Kalp Gözleri Kör Olanlar

Haktan ayrıldıktan sonra sapıklıktan başka ne kalır? O halde nasıl oluyor da bunca bürhanlara rağmen döndürülüyorsunuz?

Allah Teâlâ buyuruyor:

“- O gün onların hepsini bir araya toplayacağız. Sonra Allah’a şirk koşanlara; “Siz de, ortaklarınız olan putlar da durun yerinizde!” diyeceğiz. Artık onları birbirlerinden tamamen ayırmışızdır. Şirk koştukları şeyler onlara “Siz dünyâda bize tapmıyordunuz” diyecek.

“Bizimle sizin aranızda şâhit olarak Allah yeter. Biz sizin tapmanızdan şüphesiz ki gafildik, habersizdik.”

Orada herkes evvelden ne gönderdiyse onun imtihanını verecek. Artık hepsi hak mevlâları Allah’a döndürülmüşlerdir. Uydurmakta oldukları şeyler de onlardan ayrılmış ve kaybolup gitmiştir.

“Habibim de ki! Size gökten ve yerden rızık veren kim? O kulaklara ve gözlere mâlik ve hâkim olan kim? Ölüden diriyi çıkaran, diriden ölüyü çıkaran kim? Bütün kâinatı kim idare ediyor? Onlar biraz sonra muhakkak diyecekler ki: “Allah.” De ki: “O halde bu küfrünüzün sizi götürdüğü neticeden korkmaz mısınız? Sünnetullaha uymaz mısınız?

İşte size hak rabbiniz Allah! Artık haktan ayrıldıktan sonra sapıklıktan başka ne kalır? O halde nasıl oluyor da bunca bürhanlara rağmen döndürülüyorsunuz?

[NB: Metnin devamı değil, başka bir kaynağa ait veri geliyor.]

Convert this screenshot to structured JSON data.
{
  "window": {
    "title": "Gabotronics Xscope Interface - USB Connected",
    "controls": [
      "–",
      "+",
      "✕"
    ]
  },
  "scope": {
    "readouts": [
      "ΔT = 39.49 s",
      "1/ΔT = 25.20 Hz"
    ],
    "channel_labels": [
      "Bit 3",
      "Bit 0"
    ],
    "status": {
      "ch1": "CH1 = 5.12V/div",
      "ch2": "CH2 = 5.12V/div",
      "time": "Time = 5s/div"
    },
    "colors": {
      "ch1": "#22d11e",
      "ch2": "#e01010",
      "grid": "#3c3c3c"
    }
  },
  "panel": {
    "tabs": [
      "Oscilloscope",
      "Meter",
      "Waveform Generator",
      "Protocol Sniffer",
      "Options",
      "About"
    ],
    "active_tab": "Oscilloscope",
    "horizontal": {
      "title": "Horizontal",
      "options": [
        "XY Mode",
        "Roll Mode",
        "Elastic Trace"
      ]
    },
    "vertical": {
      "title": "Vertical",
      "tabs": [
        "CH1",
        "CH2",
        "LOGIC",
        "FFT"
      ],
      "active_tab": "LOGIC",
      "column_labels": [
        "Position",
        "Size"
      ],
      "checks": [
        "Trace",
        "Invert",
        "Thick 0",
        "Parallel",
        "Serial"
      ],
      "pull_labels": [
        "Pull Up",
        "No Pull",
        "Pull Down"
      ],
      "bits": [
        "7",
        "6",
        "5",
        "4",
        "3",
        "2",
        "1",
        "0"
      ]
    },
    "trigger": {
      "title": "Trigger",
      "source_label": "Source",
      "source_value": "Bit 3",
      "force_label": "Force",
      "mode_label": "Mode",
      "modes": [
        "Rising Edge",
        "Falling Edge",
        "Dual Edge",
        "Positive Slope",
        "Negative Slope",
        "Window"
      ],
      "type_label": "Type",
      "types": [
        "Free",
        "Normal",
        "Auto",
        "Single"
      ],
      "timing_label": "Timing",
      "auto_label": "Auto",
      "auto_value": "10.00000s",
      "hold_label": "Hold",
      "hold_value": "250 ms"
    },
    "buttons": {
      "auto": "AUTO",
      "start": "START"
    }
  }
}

İşte böylece rabbinin hükmü o fısk edenler üzerinde tahakkuk etmiştir ki: “Onlar iman etmeyeceklerdir.” (Yunus Sûresi, 28-33)

FISK NEDİR?

Fısk: Allah’ın emrini terkedip ona isyân etmek, doğru yoldan sapıp çıkmak mânalarına gelir. Öyle olanlara fâsık denir. Bu kelime Kur’an’da, günâh, mâsiyet, yalan, kötülük ve küfür gibi mânalara hamlolunarak vârid olmuştur. Fısk ya fiilî olur veya hem fiilî hem itikâdî olur. Meselâ, namaz kılmamak, oruç tutmamak Allah’a itaattan çıkmak olduğu cihetle insanı fıska düşürür. Eğer bunda ısrar edilirse kişiyi küfrün hudutlarında gezdirir. Meselâ namazı terkeden bir kimsenin her an küfre kaymak ihtimali vardır. Sahih-i Müslim’deki hadis-i şerifte: “Kişi ile küfür ve şirk arasında namazı terketmek vardır.” buyurulmakla bu hakikat tebeyyün eder. Cenâb-ı Hak İblis’in Âdem’e secde emrinden çıkmasını “fısk” tâbiriyle ifâde buyurmuştur.

Yine âyet-i kerîmede:

“- Eğer onlar seni tekzib ederlerse de ki, Benim amelim bana âit, sizin ameliniz size âittir. Benim yaptığımdan siz uzaksınız, sizin yapmakta olduğunuzdan da ben uzağım.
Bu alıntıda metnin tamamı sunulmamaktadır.